The thing with truth is that it cannot be made.  Truth is!  Truth is whether I believe it is or not; the Earth is round whether I recognize it or not (sorry, flat Earth-ers).  If you and I are looking at a soccer ball and you decide that you think it’s a bowling ball and I decide that I think it’s a blue heron, we are both incorrect.  My thinking that it’s a blue heron does not make it a blue heron – it remains a soccer ball.  Additionally, let’s say that you try to convince me that I’m being ridiculous and that if I would just open my eyes, I would see that it’s a bowling ball and not a blue heron.  Even if I come to believe that it’s a bowling ball, it remains a soccer ball!

It is not a surprise that the idea of moral relativism has taken such firm root especially in the United States where there is a profound sense of individualism. We feel that morality is just another thing we have to make for ourselves. With such an industrious view of life, we view morality as a commodity; we “shop” for it by considering whose version of a moral code would work the best in our lives. Our tenacity for efficiency tends to make us think that we can mold our morality around our lives for convenience and minimal effort. Rather, we have been shown that we must mold our lives around a non-relative morality as disciples of the Son of God.

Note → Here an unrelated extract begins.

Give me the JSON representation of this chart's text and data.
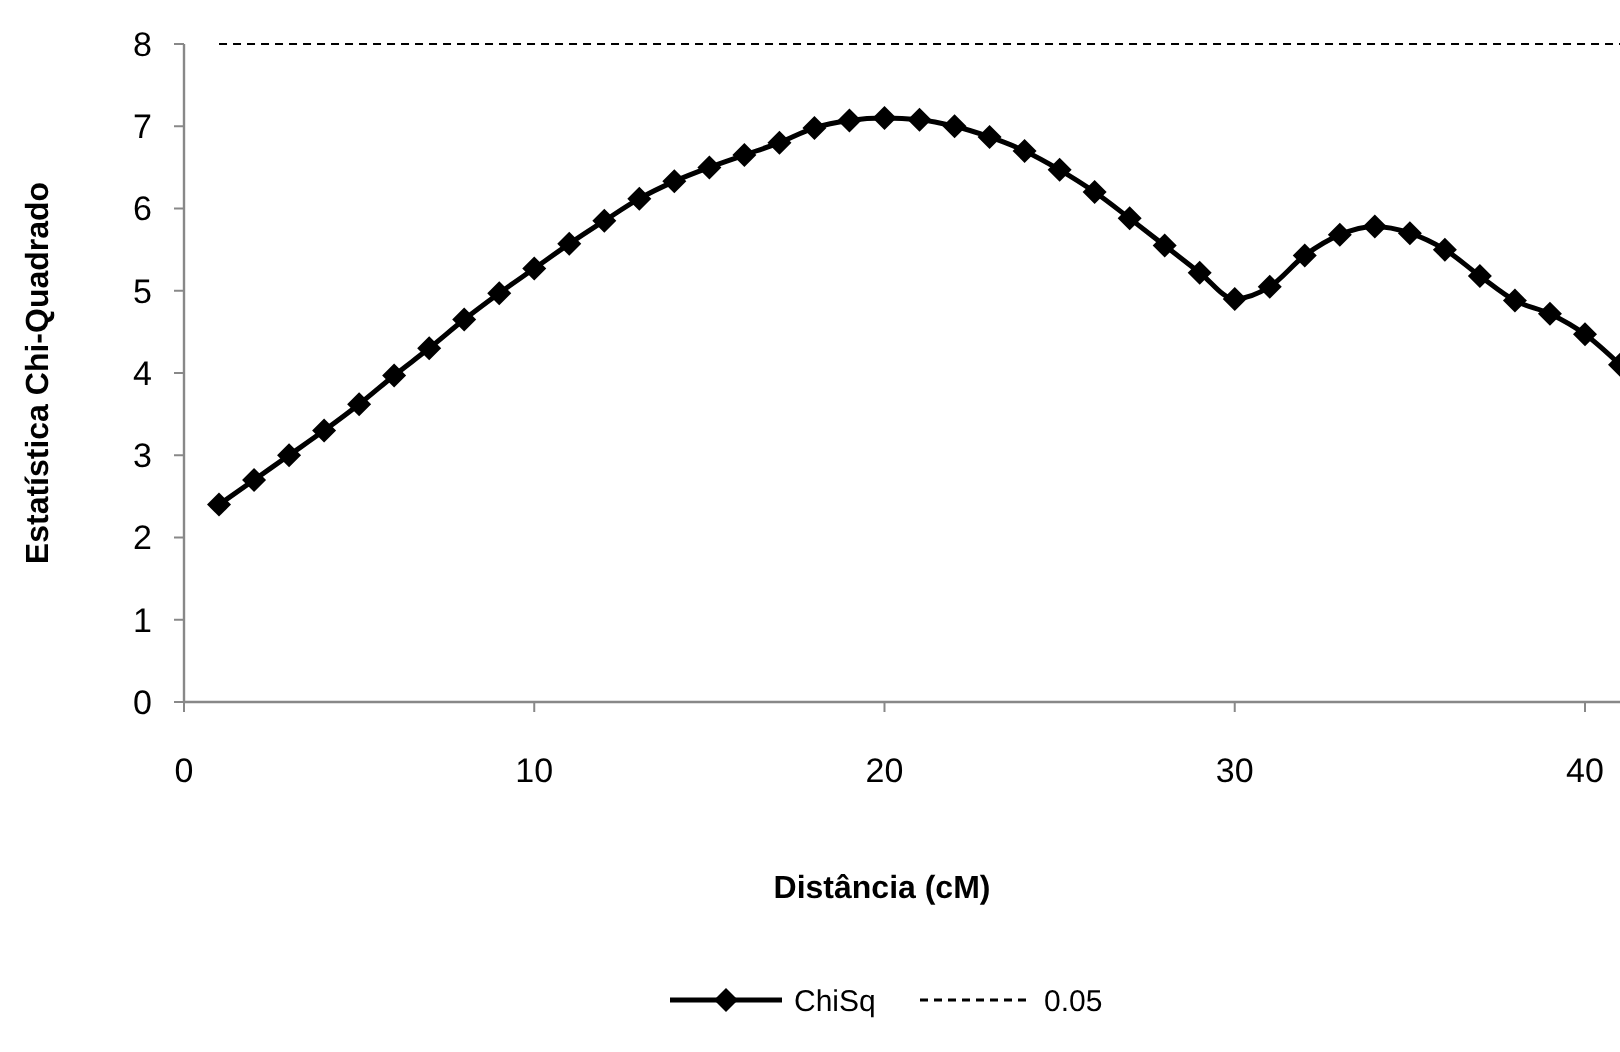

We have had a moral law since humankind began walking the earth.  In the second chapter of Genesis, Adam and Eve were given specific instructions not to eat from the tree of knowledge.  A while later, Moses was given the Ten Commandments for the Jewish people.  Jesus then stressed the importance of following these Commandments and said that the two greatest are to love God the Father and to love your neighbor as yourself, and that the entire law depended on these two things.  Therefore, we have been given an absolute and concrete moral law – this is the truth revealed to us throughout history.

Every person desires to seek truth.  Seeking truth is a fundamental part of the human experience.  As a Catholic and a physicist, I have found that life is about seeking truth, both natural and supernatural.  The study of the natural sciences uncovers truths about our natural world; their subjects are of stunning beauty and confounding complexity, and our propensity to understand such phenomena is a wonder in and of itself.  However, the limitations of scientific study lie in the supernatural realm.  Issues of the soul and of morality cannot be explained by science and therefore, truth about these subjects must come from somewhere else.

Even so, the natural and spiritual truths are not at odds – they can’t be.  There can only be one collection of truth, so the natural and supernatural truths must necessarily be complimentary.  As Christians, it is our duty to pursue truth through faith and reason.  The fullness of truth, natural and supernatural, is revealed to us by God through Christ Jesus.  Therefore, let us not be tempted to make truth for ourselves; rather, let us rest in the truth that God himself has given us.